In Taiwan, where he was absolute ruler from 1949 to his death in 1975, his reputation has declined as people speak in public about his ruthless suppression of dissent, his secret police and his wayward private life. But, as his star wanes in Taiwan, so it rises on the mainland. As Beijing watches with alarm the rise of the independence movement on the island, the more it promotes Chiang as a symbol, if flawed, of national unity.
Tomorrow, in Beijing, President Jiang Zemin is due to meet Koo Chen-fu, chairman of the Straits Exchange Foundation of Taiwan, the first high-level meeting between the two sides since 1993 and part of Beijing's efforts to hold official bilateral talks.
The history of Chiang's ancestral home reflects the changing requirements of the Communist Party in its 70-year war with the Nationalist government he used to head.
For the first 35 years of communist rule, the house, one of the most comfortable in Xikou, a small town in the east of Zhejiang province, was occupied by local officials. Anyone who came expressing an interest in Chiang's history was told there was nothing to see and ran the risk of being labelled a sympathiser with the reviled Nationalists.
Chiang was a 'traitor' and 'counter-revolutionary'. Red Guards destroyed his belongings, images and photographs of him were banned. In the 1980s, the line began to change. Beijing saw how democratisation in Taiwan led to rising calls for independence, in part because of anger at Chiang's terror campaigns and the privileges enjoyed by the mainlanders he had brought with him to Taiwan.
The time had come for a softer, more persuasive line.
In Xikou, the birthplace of Chiang and his son and successor, Chiang Ching-kuo, Beijing had an important propaganda tool, as well as an excellent commercial opportunity. In 1986 it ordered the homes of the Chiang family restored and put the town firmly on the tourism map.
Visitors can see the house where Chiang lived as a child and which he later enlarged to 40 rooms, the homes he built for his son and fourth wife Song Mei-ling next to the river that runs through the town, the shop where his father sold salt and his mountain villa. His mother's grave, on top of another mountain, is another popular spot.
'Chiang was on balance a bad man,' said one local official. 'About 80 to 90 per cent bad and 10 to 20 per cent good. But we must recognise the good things he did. He agreed to a unified front against the Japanese and, until his dying day, he supported a single China. Such people are harder and harder to find in Taiwan.
'In the Cultural Revolution, we used to say a person was bad or good. That is too simple.
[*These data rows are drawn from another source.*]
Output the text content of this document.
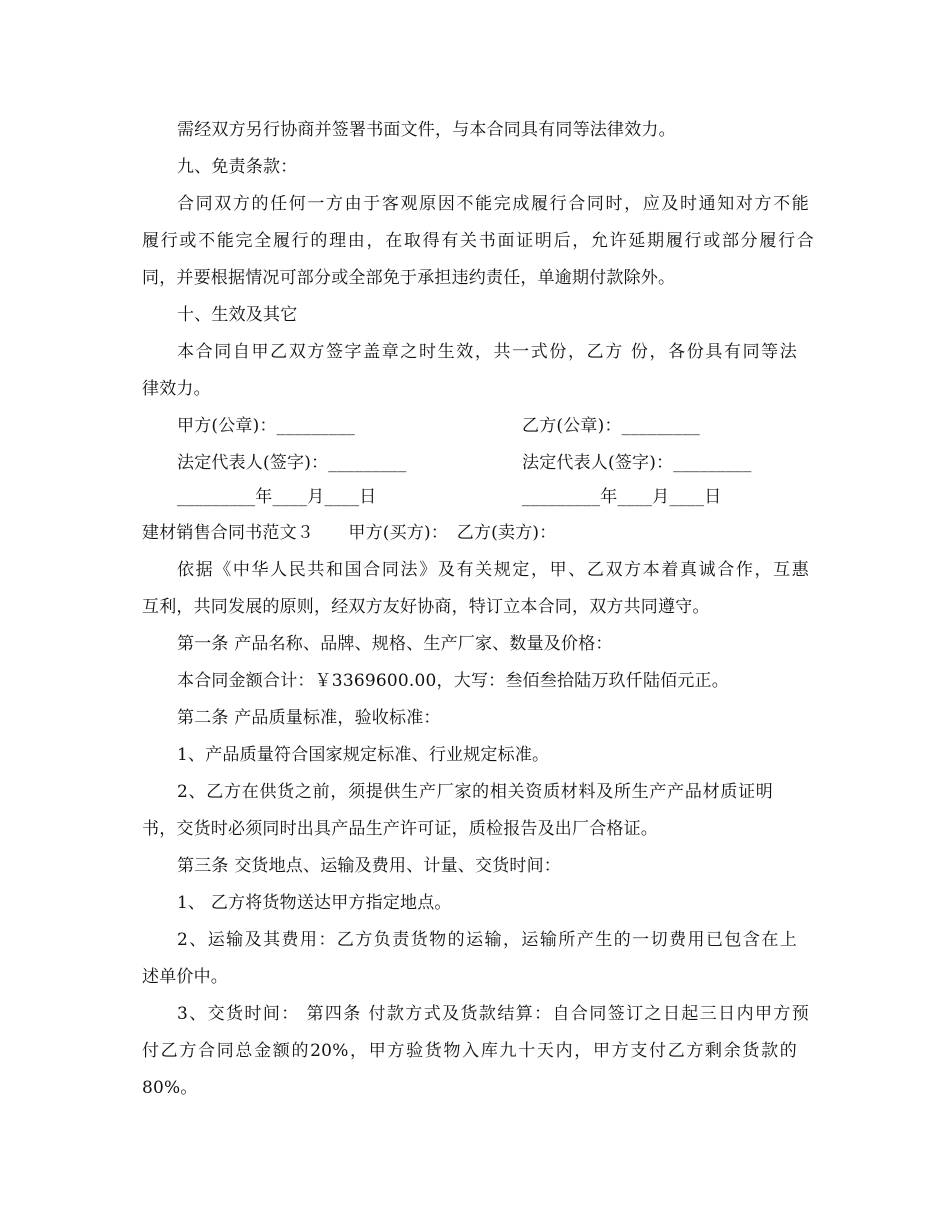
需经双方另行协商并签署书面文件，与本合同具有同等法律效力。
九、免责条款：
合同双方的任何一方由于客观原因不能完成履行合同时，应及时通知对方不能
履行或不能完全履行的理由，在取得有关书面证明后，允许延期履行或部分履行合
同，并要根据情况可部分或全部免于承担违约责任，单逾期付款除外。
十、生效及其它
本合同自甲乙双方签字盖章之时生效，共一式份，乙方 份，各份具有同等法
律效力。
甲方(公章)：_________	乙方(公章)：_________
法定代表人(签字)：_________	法定代表人(签字)：_________
_________年____月____日	_________年____月____日
建材销售合同书范文３　　甲方(买方)：　乙方(卖方)：
依据《中华人民共和国合同法》及有关规定，甲、乙双方本着真诚合作，互惠
互利，共同发展的原则，经双方友好协商，特订立本合同，双方共同遵守。
第一条 产品名称、品牌、规格、生产厂家、数量及价格：
本合同金额合计：￥3369600.00，大写：叁佰叁拾陆万玖仟陆佰元正。
第二条 产品质量标准，验收标准：
1、产品质量符合国家规定标准、行业规定标准。
2、乙方在供货之前，须提供生产厂家的相关资质材料及所生产产品材质证明
书，交货时必须同时出具产品生产许可证，质检报告及出厂合格证。
第三条 交货地点、运输及费用、计量、交货时间：
1、 乙方将货物送达甲方指定地点。
2、运输及其费用：乙方负责货物的运输，运输所产生的一切费用已包含在上
述单价中。
3、交货时间： 第四条 付款方式及货款结算：自合同签订之日起三日内甲方预
付乙方合同总金额的20%，甲方验货物入库九十天内，甲方支付乙方剩余货款的
80%。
We have to take the historical background into account,' he said.
The new line is reflected in the respect with which the guide refers to Chiang and his family members, calling them 'Mister' or 'Madame'.
According to the guide, the longest time Chiang spent at the villa he built for himself in 1930 was the first four months of 1949, when he took the momentous decision to flee to Taiwan from the mainland, to which he always planned to return but never did.